15/03/2014

Alla ricerca del rendimento o del consulente n. 2

Il risparmiatore, si sa, vorrebbe investire sempre a breve termine, con una buona remunerazione e rischi assolutamente inesistenti.
 
La parola “rischio” su un investimento non deve esistere. Il “rendimento” deve essere maggiore di quello dell’amico al bar. Non si può nemmeno parlare di arco temporale ma l’investimento deve essere prontamente smobilizzabile.
 
Tutti questi elementi non possono coesistere insieme.
 
Il “nuovo” modo di investire deve essere quello di porsi degli obiettivi da raggiungere.
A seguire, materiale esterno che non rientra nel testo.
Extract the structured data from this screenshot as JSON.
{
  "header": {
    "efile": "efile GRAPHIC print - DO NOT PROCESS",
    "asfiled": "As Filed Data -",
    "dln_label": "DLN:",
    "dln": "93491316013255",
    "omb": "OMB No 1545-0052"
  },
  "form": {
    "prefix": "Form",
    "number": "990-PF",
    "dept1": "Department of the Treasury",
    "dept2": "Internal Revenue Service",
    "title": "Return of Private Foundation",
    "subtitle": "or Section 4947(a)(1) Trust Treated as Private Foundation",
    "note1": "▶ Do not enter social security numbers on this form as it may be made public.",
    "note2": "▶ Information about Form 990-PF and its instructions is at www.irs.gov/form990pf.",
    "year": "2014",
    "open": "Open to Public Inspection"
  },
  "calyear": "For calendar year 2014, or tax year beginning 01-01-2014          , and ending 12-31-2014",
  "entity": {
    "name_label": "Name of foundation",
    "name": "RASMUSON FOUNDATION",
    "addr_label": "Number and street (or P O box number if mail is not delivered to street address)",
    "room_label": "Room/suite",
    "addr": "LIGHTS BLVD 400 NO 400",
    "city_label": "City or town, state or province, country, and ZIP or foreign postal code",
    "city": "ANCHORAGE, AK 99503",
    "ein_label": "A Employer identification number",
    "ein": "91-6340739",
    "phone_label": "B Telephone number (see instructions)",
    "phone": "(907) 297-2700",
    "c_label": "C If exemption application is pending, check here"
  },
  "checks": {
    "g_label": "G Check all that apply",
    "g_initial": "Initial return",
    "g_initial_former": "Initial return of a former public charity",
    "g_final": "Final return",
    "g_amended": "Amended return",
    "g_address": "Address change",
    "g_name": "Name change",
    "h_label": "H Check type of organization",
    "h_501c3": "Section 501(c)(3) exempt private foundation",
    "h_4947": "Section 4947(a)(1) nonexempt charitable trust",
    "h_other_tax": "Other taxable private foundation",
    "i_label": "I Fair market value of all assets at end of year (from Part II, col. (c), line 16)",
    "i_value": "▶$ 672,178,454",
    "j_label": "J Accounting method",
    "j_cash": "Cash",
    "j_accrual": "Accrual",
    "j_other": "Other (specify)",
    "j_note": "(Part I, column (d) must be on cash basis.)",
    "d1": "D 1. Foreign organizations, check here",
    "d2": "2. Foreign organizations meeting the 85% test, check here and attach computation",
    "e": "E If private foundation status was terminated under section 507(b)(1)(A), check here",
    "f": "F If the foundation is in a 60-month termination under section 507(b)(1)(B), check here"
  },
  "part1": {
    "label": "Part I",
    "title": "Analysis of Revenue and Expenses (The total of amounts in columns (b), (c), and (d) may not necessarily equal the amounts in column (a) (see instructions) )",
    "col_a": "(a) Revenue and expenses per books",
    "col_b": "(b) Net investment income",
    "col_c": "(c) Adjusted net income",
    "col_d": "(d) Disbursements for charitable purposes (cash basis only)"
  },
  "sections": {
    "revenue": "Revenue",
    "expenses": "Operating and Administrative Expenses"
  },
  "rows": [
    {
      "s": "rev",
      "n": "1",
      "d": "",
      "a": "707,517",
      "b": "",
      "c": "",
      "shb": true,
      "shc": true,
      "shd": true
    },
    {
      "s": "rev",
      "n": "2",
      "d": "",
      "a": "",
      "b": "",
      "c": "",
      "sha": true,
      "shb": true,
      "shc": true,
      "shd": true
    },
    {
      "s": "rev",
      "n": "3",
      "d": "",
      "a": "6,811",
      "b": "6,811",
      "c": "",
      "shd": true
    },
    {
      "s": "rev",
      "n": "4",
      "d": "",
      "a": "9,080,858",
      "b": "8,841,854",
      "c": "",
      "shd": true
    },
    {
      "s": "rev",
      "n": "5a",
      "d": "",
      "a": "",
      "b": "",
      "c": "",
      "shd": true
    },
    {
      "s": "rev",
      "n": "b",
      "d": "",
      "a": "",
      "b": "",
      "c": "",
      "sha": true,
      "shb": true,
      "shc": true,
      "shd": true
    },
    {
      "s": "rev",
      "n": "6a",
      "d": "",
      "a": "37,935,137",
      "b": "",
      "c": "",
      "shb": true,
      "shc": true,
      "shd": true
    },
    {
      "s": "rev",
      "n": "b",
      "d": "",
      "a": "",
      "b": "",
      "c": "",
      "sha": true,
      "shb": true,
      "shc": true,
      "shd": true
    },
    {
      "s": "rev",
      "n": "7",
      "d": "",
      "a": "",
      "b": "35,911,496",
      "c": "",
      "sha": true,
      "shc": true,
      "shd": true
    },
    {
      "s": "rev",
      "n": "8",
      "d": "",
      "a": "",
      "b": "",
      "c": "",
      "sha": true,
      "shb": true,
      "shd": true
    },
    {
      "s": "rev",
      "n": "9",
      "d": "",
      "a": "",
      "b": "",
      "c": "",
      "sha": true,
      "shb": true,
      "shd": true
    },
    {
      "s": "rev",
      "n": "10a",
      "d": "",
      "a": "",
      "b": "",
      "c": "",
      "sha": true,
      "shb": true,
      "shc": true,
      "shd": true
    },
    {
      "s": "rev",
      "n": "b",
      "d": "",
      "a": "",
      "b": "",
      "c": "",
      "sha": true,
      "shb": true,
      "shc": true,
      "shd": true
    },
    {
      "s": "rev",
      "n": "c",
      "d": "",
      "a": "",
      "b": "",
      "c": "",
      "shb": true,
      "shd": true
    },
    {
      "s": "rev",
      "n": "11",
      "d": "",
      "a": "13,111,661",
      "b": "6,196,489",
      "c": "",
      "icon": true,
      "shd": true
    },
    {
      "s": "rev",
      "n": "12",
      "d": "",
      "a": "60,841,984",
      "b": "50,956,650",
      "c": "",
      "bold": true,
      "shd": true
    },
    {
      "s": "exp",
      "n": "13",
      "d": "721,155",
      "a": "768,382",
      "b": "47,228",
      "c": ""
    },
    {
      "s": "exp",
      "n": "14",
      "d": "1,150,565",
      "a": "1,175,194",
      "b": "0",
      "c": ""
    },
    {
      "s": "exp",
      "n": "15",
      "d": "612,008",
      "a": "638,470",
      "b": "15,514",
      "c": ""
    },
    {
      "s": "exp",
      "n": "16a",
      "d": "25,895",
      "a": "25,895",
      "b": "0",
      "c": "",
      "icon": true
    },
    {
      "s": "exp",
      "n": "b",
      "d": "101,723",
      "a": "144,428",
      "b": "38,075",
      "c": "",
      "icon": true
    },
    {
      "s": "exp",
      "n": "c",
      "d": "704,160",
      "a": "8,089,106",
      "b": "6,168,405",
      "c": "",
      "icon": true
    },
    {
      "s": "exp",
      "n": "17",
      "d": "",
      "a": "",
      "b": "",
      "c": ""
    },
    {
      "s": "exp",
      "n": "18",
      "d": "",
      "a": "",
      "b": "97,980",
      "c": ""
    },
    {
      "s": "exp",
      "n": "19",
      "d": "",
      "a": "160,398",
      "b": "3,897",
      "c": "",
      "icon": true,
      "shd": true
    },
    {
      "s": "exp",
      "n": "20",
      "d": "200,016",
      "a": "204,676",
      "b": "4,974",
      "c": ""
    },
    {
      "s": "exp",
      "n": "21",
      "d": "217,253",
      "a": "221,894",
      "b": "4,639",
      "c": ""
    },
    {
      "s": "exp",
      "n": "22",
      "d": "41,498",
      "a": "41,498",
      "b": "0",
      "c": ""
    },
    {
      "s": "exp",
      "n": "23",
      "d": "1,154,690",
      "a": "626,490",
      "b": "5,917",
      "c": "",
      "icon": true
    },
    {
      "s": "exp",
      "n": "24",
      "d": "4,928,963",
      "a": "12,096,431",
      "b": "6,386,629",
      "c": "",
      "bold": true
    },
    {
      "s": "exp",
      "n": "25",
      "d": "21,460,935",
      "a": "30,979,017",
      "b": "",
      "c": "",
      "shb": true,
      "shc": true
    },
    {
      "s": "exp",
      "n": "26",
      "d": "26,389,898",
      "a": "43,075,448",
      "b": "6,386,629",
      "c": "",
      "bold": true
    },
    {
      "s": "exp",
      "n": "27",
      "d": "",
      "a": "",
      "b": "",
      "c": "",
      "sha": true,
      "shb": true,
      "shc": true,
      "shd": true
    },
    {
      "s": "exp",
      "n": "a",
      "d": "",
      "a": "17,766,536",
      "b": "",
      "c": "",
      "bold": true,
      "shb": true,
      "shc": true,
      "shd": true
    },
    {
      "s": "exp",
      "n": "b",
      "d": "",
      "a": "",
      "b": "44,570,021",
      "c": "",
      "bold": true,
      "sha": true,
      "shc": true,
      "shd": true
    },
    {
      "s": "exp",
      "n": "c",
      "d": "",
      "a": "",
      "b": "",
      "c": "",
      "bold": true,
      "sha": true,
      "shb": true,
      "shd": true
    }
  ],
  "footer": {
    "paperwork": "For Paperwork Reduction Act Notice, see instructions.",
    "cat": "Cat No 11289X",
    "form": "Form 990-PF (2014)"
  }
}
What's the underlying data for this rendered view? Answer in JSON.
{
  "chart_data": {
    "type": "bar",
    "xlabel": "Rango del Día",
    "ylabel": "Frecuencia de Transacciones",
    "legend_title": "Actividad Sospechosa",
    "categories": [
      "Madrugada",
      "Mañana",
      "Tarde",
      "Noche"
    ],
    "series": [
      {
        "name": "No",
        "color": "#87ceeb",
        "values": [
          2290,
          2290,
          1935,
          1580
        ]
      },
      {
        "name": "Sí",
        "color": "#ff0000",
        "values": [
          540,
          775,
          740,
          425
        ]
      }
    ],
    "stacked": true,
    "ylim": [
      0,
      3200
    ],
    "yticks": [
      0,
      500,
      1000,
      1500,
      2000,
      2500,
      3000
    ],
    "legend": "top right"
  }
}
L’educazione finanziaria, si sa, non è facile e i “pregiudizi” e le “convinzioni” su come impostare il proprio patrimonio non sono facili da cambiare.
 
Fino a che i nodi non vengono al pettine, e tutto fila liscio, il consulente assume quasi la figura di un uccello del malaugurio. “Valli a chiamare professionisti”, dice qualcuno.
 
Da tempo, però,  si legge della difficoltà di svincolare investimenti poco liquidi; chi per l’acquisto della casa o di altri beni, non trova risposta alle richieste.
 
Nel settembre 2008, quando tutto andava a rotoli, o quasi, ricercare sicurezza era normale. Ma questa sicurezza doveva essere anche remunerativa.
 
Fatto ne sia che, come sempre accade, una corretta pianificazione del patrimonio ma anche una corretta diversificazione può essere semplice e difficile al tempo stesso.
 
Quando però si tende a convogliare buona parte del patrimonio sullo stesso strumento le cose possono diventare difficili.
 
Dimentichiamo velocemente i tanti default che hanno intaccato le tasche dei risparmiatori: Argentina, Cirio, Parmalat e Lehman le più importanti.
 
Potremmo farne un elenco ma chi sa a quanti altri default conosceremo.
 
E’ proprio per questo motivo che i risparmi e il proprio patrimonio deve essere diversificato.
 
La diversificazione è una scienza e non è così semplice come si pronuncia la parola. Calcolare la correlazione tra gli investimenti non è una operazione che il semplice risparmiatore può effettuare.  Pertanto, tutte le iniziative di trading online sui fondi, gli etf per risparmiare sulle spese e commissioni ben vengano, ma non devono creare quello smarrimento al risparmiatore verso il fai da teLe analisi che evidenziano costi, commissioni e performance fee non devono spingere il risparmiatore verso altri lidi.
 
Negli ultimi anni non ho fatto altro che vedere posizioni di “fai da te” incagliate; anche chi si è cimentato dopo il 2008, in un trend di mercato positivo, è riuscito a fare danni.
 
Il risparmio gestito deve diventare lo strumento principale del risparmiatore; che si chiami gestione attiva o passiva (etf) non penso che il risparmiatore sia in grado di scegliere da solo.
 
Il risparmiatore ha bisogno di una “guida” che lo consigli, che lo aiuti ad ottimizzare gli aspetti fiscali e, che lo ascolti sulle reali esigenze per posizionare correttamente i propri risparmi.
 
Il lavoro che ci aspetta è notevole; è tempo di cambiare.
 
Consulenti meno venditori, risparmiatori più attenti ai loro interessi  e meno al rendimento, mass media più efficaci nell’educazione finanziaria e meno allo scoop giornalistico.